The Garden of Eden had its worldwide premiere at the Rome Film Festival on October 26, 2008. The film received a limited release from Roadside Attractions in the United States on December 10, 2010, and received generally negative reviews from critics.

==Plot==

Set in the late 1920s, David Bourne is an American writer and World War I veteran who meets and marries the alluring Catherine Hill after a whirlwind romance in Paris, France. They travel on a long honeymoon through the south of France and into Spain where David plans to write his next book; a non-fiction piece about his travels in Africa as a child with his explorer father who was also into big game hunting. Catherine soon becomes restless with David over his focused attention to writing and begins to play a series of mind games with him. Catherine grows more mentally unbalanced as she pushes David's patience and devotion to her in which she convinces David to dye his hair bleach-blonde, the color of hers, "so they are twins, summer-tanned and androgynous." They have sex then argue. David becomes both uncomfortable and curious when Catherine meets and brings a sultry Italian woman, named Marita, into their marriage to spice things up with both of them having sexual relations with Marita (but never at the same time). The erotic mind games David and Catherine play off against each other reach new levels when they use Marita to make each other jealous leading to Catherine indulging in more self-destructive behavior.

==Cast==
- Mena Suvari as Catherine Hill Bourne
- Jack Huston as David Bourne
- Caterina Murino as Marita
- Richard E. Grant as Colonel Philip Boyle
- Matthew Modine as David's Father
- Carmen Maura as Madame Aurol

== Production ==
In June 2007, John Irvin announced he would be directing a film adaptation of Ernest Hemingway's posthumous and final novel The Garden of Eden. Mena Suvari, Jack Huston, and Caterina Murino were cast as the film's leads, Catherine Bourne, David Bourne, and Marita, respectively. Filming began the same month.

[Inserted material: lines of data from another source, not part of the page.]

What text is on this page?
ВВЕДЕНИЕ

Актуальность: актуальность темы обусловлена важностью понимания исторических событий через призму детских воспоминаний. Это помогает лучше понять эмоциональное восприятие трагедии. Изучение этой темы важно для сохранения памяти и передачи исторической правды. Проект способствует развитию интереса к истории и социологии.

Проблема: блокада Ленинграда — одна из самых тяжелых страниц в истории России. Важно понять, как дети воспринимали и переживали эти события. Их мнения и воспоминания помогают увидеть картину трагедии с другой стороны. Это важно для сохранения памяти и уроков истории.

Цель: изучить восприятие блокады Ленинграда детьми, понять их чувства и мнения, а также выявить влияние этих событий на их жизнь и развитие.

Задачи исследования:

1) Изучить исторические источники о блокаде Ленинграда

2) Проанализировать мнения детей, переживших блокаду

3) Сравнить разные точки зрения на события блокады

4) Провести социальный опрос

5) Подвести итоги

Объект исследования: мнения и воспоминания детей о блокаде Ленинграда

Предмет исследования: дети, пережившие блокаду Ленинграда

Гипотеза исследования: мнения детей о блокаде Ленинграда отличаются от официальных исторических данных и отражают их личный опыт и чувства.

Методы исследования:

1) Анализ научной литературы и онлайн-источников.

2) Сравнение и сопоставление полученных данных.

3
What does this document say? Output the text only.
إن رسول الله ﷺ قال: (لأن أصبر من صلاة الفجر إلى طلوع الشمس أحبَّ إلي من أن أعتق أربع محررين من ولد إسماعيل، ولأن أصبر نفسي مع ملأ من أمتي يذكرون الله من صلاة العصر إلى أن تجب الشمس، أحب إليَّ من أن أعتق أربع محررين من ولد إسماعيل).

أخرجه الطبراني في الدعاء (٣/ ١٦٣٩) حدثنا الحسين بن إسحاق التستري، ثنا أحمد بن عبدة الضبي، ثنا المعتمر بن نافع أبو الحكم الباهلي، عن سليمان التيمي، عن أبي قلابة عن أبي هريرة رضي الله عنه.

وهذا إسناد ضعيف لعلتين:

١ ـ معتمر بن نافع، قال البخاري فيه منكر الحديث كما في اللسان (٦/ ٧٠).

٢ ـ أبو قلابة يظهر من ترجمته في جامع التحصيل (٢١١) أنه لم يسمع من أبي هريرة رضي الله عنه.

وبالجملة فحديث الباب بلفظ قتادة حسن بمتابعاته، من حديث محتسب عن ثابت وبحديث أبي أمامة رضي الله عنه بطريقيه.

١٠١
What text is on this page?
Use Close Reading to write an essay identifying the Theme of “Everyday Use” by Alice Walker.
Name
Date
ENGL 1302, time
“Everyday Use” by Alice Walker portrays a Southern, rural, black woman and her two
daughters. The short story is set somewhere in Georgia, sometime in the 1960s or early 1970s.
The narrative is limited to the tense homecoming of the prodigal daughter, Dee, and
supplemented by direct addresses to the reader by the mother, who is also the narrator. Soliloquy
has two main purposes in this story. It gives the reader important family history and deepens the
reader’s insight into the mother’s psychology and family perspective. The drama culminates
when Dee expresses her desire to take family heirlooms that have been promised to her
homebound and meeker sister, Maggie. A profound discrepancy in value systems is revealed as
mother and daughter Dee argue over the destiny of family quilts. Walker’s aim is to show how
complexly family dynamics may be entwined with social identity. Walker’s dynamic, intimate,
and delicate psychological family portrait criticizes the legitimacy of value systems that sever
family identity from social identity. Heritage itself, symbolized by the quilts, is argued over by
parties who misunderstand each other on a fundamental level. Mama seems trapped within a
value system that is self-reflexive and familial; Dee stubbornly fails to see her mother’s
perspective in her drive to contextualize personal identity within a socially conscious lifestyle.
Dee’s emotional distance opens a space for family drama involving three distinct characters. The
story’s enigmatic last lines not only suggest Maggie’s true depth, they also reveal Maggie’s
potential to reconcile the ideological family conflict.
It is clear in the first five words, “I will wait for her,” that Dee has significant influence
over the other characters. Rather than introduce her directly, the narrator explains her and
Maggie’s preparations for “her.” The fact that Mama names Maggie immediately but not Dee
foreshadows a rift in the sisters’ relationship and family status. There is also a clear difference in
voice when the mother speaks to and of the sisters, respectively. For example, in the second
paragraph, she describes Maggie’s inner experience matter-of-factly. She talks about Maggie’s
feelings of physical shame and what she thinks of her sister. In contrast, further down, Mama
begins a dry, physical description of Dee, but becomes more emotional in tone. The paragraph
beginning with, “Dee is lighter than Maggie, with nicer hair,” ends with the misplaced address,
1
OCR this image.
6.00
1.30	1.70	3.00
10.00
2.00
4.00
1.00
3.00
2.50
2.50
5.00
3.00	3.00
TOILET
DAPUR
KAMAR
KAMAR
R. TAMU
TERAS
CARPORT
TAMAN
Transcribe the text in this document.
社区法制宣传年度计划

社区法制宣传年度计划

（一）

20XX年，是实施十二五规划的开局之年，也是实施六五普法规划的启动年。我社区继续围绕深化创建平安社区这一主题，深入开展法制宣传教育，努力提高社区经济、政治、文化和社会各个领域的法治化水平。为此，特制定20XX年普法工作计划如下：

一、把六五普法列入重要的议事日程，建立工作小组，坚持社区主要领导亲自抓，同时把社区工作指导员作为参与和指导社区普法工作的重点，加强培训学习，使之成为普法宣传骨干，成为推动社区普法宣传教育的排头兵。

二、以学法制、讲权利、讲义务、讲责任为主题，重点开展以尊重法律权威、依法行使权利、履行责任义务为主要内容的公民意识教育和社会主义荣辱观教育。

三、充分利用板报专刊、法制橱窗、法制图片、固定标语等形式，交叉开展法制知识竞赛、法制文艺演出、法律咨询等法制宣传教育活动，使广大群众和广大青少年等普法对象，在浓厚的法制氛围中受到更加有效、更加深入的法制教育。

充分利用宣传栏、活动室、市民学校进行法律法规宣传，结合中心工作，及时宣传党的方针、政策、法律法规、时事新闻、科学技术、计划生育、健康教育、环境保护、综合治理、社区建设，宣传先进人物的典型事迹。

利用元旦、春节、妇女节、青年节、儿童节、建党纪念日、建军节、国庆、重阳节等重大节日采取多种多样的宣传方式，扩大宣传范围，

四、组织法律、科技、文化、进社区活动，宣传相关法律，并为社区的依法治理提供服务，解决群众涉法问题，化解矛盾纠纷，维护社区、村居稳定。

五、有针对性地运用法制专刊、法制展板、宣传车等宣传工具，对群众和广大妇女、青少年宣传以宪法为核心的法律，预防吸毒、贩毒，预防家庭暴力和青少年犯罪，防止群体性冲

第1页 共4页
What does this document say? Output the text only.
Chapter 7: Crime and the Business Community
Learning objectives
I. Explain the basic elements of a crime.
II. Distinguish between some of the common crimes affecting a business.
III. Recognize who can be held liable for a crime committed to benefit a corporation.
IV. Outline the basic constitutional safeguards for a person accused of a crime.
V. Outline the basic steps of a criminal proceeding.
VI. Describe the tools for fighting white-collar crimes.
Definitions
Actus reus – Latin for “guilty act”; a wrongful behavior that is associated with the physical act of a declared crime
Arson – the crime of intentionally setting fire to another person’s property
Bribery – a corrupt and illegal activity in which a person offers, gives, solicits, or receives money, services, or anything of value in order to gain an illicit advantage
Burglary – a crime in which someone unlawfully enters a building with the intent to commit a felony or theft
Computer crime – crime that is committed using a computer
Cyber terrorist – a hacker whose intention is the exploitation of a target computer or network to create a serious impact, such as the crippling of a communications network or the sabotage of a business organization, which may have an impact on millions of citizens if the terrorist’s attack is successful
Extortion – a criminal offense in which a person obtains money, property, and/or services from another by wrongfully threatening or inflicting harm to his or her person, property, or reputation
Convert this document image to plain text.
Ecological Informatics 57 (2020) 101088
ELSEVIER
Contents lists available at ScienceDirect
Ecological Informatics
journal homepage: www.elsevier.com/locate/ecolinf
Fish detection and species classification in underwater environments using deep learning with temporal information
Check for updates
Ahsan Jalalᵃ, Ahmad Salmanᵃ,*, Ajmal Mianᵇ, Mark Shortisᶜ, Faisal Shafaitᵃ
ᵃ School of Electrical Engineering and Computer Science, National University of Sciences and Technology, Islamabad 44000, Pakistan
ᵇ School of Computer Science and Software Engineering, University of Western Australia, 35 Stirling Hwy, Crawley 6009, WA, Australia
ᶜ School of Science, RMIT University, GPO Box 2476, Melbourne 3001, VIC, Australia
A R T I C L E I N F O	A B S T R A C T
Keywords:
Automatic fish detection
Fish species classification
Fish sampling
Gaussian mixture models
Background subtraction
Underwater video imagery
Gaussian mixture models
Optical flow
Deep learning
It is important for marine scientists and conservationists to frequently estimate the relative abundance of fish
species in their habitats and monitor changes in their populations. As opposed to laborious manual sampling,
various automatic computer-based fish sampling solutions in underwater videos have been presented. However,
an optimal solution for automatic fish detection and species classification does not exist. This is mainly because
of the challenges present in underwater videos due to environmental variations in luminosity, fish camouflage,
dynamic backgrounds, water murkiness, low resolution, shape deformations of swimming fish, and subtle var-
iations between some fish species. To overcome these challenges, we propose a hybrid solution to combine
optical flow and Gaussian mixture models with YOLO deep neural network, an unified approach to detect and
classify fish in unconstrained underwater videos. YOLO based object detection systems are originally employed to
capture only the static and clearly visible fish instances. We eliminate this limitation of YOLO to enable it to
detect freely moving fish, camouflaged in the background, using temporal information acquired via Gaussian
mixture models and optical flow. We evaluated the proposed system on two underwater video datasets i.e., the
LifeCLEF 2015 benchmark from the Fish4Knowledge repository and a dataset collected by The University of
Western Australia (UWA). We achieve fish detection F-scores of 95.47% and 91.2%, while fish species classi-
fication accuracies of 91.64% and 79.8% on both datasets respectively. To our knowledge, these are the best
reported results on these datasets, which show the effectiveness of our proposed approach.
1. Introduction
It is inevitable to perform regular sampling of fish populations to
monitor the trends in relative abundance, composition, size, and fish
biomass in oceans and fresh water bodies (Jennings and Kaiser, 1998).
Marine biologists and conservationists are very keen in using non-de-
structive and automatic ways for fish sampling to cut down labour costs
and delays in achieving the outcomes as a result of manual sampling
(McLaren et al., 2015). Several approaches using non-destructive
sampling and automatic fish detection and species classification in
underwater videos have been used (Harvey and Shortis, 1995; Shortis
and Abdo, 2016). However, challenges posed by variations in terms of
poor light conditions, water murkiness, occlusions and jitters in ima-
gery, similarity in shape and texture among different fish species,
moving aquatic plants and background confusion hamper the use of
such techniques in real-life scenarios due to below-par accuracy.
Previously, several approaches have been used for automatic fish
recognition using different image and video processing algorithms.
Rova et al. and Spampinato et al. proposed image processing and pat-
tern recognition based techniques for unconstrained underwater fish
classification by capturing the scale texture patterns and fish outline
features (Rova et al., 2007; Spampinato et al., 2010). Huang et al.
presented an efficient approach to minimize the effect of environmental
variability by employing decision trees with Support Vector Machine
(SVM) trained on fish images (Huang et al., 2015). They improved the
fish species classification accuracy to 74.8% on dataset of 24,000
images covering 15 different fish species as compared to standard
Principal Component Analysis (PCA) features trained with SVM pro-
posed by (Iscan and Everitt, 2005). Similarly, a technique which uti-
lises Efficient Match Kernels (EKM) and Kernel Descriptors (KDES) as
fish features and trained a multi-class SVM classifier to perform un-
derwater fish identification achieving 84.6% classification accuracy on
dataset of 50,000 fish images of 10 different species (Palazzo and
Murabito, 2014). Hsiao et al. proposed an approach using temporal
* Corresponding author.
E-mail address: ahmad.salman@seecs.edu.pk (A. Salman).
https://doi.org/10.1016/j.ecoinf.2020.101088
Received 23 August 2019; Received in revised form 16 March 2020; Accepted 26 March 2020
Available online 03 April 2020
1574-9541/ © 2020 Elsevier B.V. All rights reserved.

The film was produced and financed by United Kingdom-based film studio Berwick Street Prods. Tranquil Seas, Devonshire Productions, and Freeform Spain also helped produce the film.

== Release ==
The Garden of Eden premiered at the Rome Film Festival on October 26, 2008.

In October 2010, two years after its premiere, Roadside Attractions announced that they had obtained the distribution rights to The Garden of Eden. The film received a limited theatrical release on December 10, 2010.

Suvari has publicly expressed her disdain with the length between the film's premiere and its theatrical release.

=== Home media ===
The Garden of Eden was released on DVD on March 15, 2011.

==Reception==

=== Box office ===
The Garden of Eden began a limited release in theaters in the United States on December 10, 2010. In its first weekend, the film grossed $12,404 from 14 theaters. The film ended its box office run with a gross of $22,083.

=== Critical response ===
The film has approval rating on Rotten Tomatoes based on 24 reviews, with an average rating of 3.9/10. The website's critics consensus reads: "Garden of Eden dramatizes Ernest Hemingway's clipped storytelling without carrying over the intelligence that undergirded the author's writing, yielding a thin drama full of artifice and no feeling." Metacritic, which sampled nine critics and calculated a weighted average score of 28 out of 100, reported that the film received "generally unfavorable reviews". Jesse Cataldo of Slant Magazine gave the film one and a half stars. Noel Murray of The A.V. Club graded the film a D+.